Ketiga, hampir 25 tahun Indonesia memasuki era reformasi secara fakta sosial telah memberikan perspektif pemikiran baru. Masyarakat tak lagi terbelenggu dan terkungkung seperti di era Orde Baru. Bahkan beberapa kalangan menyebutkan keberanian masyarakat saat ini sangat luar biasa dalam menyampaikan kritik dan perlawanan kepada berbagai pihak, yang dianggap melakukan tindakan yang merugikan kepentingannya; termasuk yang seharusnya netral ternyata menjadi partisan.

Tiga variabel -yang mungkin dapat ditambah lagi- seharusnya menjadi perhatian siapapun terutama para politisi yang menjadi pemeran penting pelaksanaan Pemilu. Demikian pula KPU, Bawaslu yang menjadi pengawal harus bersikap netral dan imparsial. Saat ini praktis tak ada ruang sedikitpun untuk mencoba bermain-main dalam proses pelaksanaan Pemilu. Rakyat akan mengawasi sangat ketat seluruh pihak, yang mencoba mengganggu pelaksanaan Pemilu.
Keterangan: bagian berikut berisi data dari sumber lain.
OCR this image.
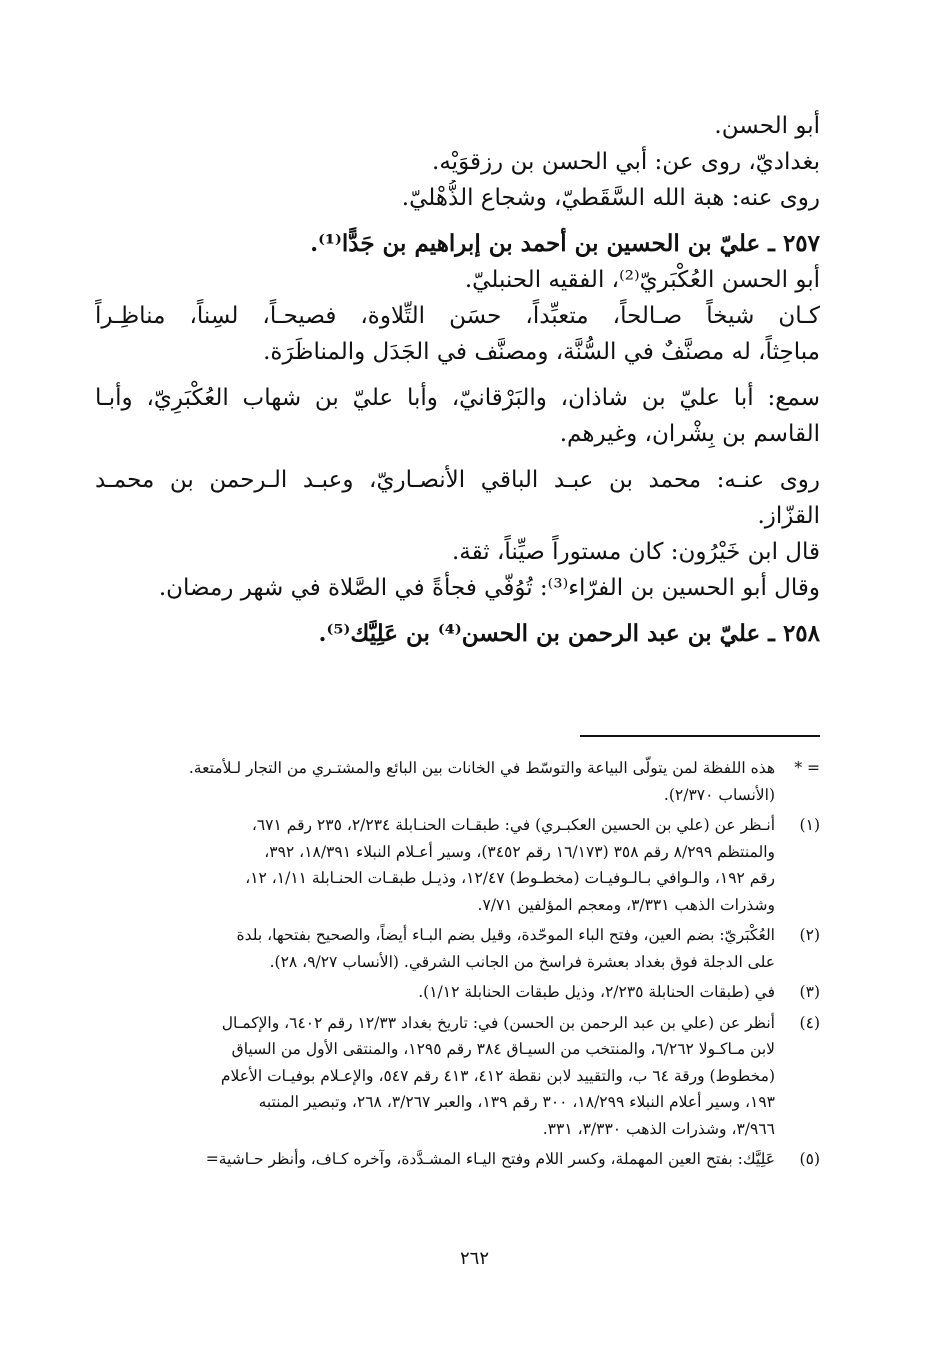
أبو الحسن.
بغداديّ، روى عن: أبي الحسن بن رزقوَيْه.
روى عنه: هبة الله السَّقَطيّ، وشجاع الذُّهْليّ.
٢٥٧ ـ عليّ بن الحسين بن أحمد بن إبراهيم بن جَدًّا⁽¹⁾.
أبو الحسن العُكْبَريّ⁽²⁾، الفقيه الحنبليّ.
كـان شيخاً صـالحاً، متعبِّداً، حسَن التِّلاوة، فصيحـاً، لسِناً، مناظِـراً
مباحِثاً، له مصنَّفٌ في السُّنَّة، ومصنَّف في الجَدَل والمناظَرَة.
سمع: أبا عليّ بن شاذان، والبَرْقانيّ، وأبا عليّ بن شهاب العُكْبَرِيّ، وأبـا
القاسم بن بِشْران، وغيرهم.
روى عنـه: محمد بن عبـد الباقي الأنصـاريّ، وعبـد الـرحمن بن محمـد
القزّاز.
قال ابن خَيْرُون: كان مستوراً صيِّناً، ثقة.
وقال أبو الحسين بن الفرّاء⁽³⁾: تُوُفّي فجأةً في الصَّلاة في شهر رمضان.
٢٥٨ ـ عليّ بن عبد الرحمن بن الحسن⁽⁴⁾ بن عَلِيَّك⁽⁵⁾.
= *
هذه اللفظة لمن يتولّى البياعة والتوسّط في الخانات بين البائع والمشتـري من التجار لـلأمتعة.
(الأنساب ٢/٣٧٠).
(١)
أنـظر عن (علي بن الحسين العكبـري) في: طبقـات الحنـابلة ٢/٢٣٤، ٢٣٥ رقم ٦٧١،
والمنتظم ٨/٢٩٩ رقم ٣٥٨ (١٦/١٧٣ رقم ٣٤٥٢)، وسير أعـلام النبلاء ١٨/٣٩١، ٣٩٢،
رقم ١٩٢، والـوافي بـالـوفيـات (مخطـوط) ١٢/٤٧، وذيـل طبقـات الحنـابلة ١/١١، ١٢،
وشذرات الذهب ٣/٣٣١، ومعجم المؤلفين ٧/٧١.
(٢)
العُكْبَريّ: بضم العين، وفتح الباء الموحّدة، وقيل بضم البـاء أيضاً، والصحيح بفتحها، بلدة
على الدجلة فوق بغداد بعشرة فراسخ من الجانب الشرقي. (الأنساب ٩/٢٧، ٢٨).
(٣)
في (طبقات الحنابلة ٢/٢٣٥، وذيل طبقات الحنابلة ١/١٢).
(٤)
أنظر عن (علي بن عبد الرحمن بن الحسن) في: تاريخ بغداد ١٢/٣٣ رقم ٦٤٠٢، والإكمـال
لابن مـاكـولا ٦/٢٦٢، والمنتخب من السيـاق ٣٨٤ رقم ١٢٩٥، والمنتقى الأول من السياق
(مخطوط) ورقة ٦٤ ب، والتقييد لابن نقطة ٤١٢، ٤١٣ رقم ٥٤٧، والإعـلام بوفيـات الأعلام
١٩٣، وسير أعلام النبلاء ١٨/٢٩٩، ٣٠٠ رقم ١٣٩، والعبر ٣/٢٦٧، ٢٦٨، وتبصير المنتبه
٣/٩٦٦، وشذرات الذهب ٣/٣٣٠، ٣٣١.
(٥)
عَلِيَّك: بفتح العين المهملة، وكسر اللام وفتح اليـاء المشـدَّدة، وآخره كـاف، وأنظر حـاشية=
٢٦٢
Jangan lagi kasus seperti kertas suara yang dikirim ke Taiwan, simulasi kertas suara Pilpres yang hanya 2 pasangan, pengerahan aparat desa, tidak terjadi lagi. Demikian pula oknum Forkopimda yang ‘berkoalisi’ dengan salah satu pasangan Pilpres. Politisasi BLT, Bansos yang diklaim dari pribadi, harus pula dihindari. Kondisi dinamika luar biasa ini, perlu mendapat perhatian lebih serius lagi, karena dapat berpotensi menjadi pemantik kekecewaan massal ketika masyarakat melihat dan merasakan kesewenang-wenangan, yang melabrak rambu-rambu hukum.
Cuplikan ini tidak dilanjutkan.